The validation of the 3D models obtained in the stereochemistry evaluation, indicates that the interatomic distances and torsion angles of peptide bonds are in allowed regions in the case of most amino acids (Fig. 3B). The scores obtained from QMEAN-Z correspond to the extent of the absolute quality of the models in comparison to models obtained experimentally, where models of low quality are expected to exhibit highly negative values. The results show values of -3.03 for IDSnh and of -3.65 for IDSwsp. These values are appropriate and could reflect the biological reality of the studied molecules.
When comparing IDSwsp structure to IDSnh, RMSD values of 2.12 Å were obtained. This means that the differences between the two models are not significant, and the differences are located random coil regions. Therefore, there are possibilities of expressing an active IDSwsp enzyme with a proper folding, or at least with one similar to the folding present in IDSnh (Fig. 3C).
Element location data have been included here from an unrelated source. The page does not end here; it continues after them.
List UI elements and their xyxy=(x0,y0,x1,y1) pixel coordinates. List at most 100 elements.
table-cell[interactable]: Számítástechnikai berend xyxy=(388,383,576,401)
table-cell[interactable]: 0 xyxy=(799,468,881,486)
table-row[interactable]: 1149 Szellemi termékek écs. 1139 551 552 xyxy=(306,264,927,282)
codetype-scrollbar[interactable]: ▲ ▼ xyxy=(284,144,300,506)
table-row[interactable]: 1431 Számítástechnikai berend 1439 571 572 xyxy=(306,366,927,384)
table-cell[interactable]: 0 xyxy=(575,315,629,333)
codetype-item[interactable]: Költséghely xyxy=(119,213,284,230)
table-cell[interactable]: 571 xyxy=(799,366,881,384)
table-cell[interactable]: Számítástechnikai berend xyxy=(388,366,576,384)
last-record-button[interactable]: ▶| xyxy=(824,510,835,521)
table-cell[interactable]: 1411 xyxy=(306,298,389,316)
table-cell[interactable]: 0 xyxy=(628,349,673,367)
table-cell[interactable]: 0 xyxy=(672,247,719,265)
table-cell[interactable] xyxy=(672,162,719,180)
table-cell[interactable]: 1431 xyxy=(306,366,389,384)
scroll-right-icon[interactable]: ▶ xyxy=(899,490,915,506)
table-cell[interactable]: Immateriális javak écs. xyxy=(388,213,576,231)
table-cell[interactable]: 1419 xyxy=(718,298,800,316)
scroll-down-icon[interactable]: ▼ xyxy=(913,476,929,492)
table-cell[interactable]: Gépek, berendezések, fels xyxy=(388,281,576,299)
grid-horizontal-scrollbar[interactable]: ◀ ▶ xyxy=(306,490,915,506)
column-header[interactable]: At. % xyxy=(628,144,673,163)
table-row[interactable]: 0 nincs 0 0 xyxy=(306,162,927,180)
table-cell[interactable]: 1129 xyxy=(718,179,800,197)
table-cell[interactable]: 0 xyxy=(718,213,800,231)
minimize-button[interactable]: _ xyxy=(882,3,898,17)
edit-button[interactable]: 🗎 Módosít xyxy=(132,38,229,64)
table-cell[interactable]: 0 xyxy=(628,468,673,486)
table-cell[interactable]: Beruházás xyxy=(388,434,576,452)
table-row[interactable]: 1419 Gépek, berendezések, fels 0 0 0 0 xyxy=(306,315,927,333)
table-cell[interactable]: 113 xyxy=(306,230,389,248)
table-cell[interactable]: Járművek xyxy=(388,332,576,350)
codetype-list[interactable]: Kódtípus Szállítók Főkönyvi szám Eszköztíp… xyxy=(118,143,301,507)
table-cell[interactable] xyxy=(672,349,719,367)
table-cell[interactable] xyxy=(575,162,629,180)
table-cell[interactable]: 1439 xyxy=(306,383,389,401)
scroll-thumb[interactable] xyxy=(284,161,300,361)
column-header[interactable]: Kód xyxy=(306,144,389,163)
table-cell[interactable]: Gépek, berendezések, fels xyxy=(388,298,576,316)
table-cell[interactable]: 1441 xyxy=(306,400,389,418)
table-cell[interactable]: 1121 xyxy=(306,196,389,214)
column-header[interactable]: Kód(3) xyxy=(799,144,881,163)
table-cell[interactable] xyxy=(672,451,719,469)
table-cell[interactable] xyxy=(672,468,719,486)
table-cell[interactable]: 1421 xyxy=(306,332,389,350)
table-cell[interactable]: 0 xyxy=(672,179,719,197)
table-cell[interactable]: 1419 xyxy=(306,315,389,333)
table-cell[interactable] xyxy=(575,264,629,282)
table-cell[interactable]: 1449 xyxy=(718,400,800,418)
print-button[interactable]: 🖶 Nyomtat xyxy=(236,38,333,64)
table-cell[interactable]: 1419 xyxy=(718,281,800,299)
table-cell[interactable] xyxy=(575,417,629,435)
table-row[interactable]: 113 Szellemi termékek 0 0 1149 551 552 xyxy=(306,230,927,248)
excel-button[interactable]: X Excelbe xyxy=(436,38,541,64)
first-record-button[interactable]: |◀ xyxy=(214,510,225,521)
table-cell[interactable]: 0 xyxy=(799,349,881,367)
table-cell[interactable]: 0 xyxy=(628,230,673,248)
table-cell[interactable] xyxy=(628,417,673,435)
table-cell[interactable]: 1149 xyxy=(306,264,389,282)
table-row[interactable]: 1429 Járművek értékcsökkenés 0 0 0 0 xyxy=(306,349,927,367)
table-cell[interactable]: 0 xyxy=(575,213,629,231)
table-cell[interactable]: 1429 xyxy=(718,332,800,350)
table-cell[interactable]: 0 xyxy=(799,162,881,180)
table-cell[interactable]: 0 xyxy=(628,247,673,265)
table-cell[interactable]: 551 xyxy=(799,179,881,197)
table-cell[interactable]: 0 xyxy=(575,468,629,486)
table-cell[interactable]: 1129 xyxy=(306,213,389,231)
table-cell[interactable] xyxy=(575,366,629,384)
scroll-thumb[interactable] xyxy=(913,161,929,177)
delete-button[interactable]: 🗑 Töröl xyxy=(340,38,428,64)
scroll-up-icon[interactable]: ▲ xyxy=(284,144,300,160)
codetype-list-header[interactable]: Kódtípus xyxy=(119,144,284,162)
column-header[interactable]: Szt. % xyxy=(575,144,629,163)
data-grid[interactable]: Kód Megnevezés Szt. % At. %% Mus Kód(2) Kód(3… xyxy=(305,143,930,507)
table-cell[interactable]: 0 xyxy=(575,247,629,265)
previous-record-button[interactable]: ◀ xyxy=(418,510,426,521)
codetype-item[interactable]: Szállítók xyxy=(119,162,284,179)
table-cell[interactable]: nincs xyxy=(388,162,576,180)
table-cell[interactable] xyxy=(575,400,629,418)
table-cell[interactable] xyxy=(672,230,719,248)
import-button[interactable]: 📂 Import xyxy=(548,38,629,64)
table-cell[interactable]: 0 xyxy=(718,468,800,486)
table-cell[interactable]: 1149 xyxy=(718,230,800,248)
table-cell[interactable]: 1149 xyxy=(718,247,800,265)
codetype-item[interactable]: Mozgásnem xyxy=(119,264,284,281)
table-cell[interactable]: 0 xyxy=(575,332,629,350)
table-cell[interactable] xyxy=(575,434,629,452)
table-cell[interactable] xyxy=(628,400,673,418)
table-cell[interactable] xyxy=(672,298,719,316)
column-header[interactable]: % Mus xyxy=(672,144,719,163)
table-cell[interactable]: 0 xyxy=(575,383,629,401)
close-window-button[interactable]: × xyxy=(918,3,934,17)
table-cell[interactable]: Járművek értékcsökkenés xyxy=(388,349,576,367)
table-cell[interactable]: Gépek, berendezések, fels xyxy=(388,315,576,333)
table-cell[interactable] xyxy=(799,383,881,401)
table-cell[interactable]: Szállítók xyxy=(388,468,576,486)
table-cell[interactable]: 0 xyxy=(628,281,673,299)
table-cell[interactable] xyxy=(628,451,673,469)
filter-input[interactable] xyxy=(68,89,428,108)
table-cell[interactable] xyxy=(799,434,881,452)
Despite the limiting factors of computer models, it is important to emphasize that these provide the only feasible alternative for creating functional and structural predictions when the purified protein is not available in sufficient quantities to determine its structure experimentally. Furthermore, the predictions are very useful when designing the experimental processes, and in some cases, high correlation values have been found when making comparisons between theoretical predictions and experimental data. It should be noted that the structures derived from X-ray analysis and nuclear magnetic resonance also present limitations that so far have remained unresolved. Therefore, the information obtained computationally will serve as a guide, for designs of future experiments in attempt to improve the levels of enzyme expression and purification.
CONCLUSION
For several years, our research groups have directed a great part of the efforts in order to generate knowledge and to produce the recombinant enzyme [4, 8, 32, 33] for implementing ERT protocols for mucopolysaccharidosis, including Hunter syndrome. In this work, a computational model with a 3D structure of the IDSwsp was proposed. This exhibited 30% helix, 24% folded sheet, and 45% coil. According to hydrophobicity, polarity, flexibility, and accessibility profiles, it was determined that IDSwsp is hardly a hydrophobic molecule, but it is predominantly polar, flexible, and has high accessibility regions. The comparison of the models IDSwsp and IDSnh, indicates that it is very likely to obtain an active enzyme in future protein expression experiments, as in the present work, being not significant the differences found between the two molecules. Finally, our purpose in the long term is to produce recombinant proteins that could be use in the treatment of such diseases. Being necessary a consistent production of complex proteins like hrIDS, glycosylated (in P. pastoris) or not glycosylated (in E. coli); since Hunter Syndrome is considered an orphan disease and in most cases only supportive therapy is applied, where many of the Latin American health systems do not cover the elevated costs of such therapies.
CONFLICT OF INTEREST
The authors confirm that this article content has no conflict of interest.
ACKNOWLEDGEMENTS
This research was supported and funded by the Genetics and Biochemistry Laboratory and the Master’s Program of Biomedical Sciences of the Universidad del Quindío (Armenia, Colombia). Authors thank Alejandra González for the English editing of the manuscript.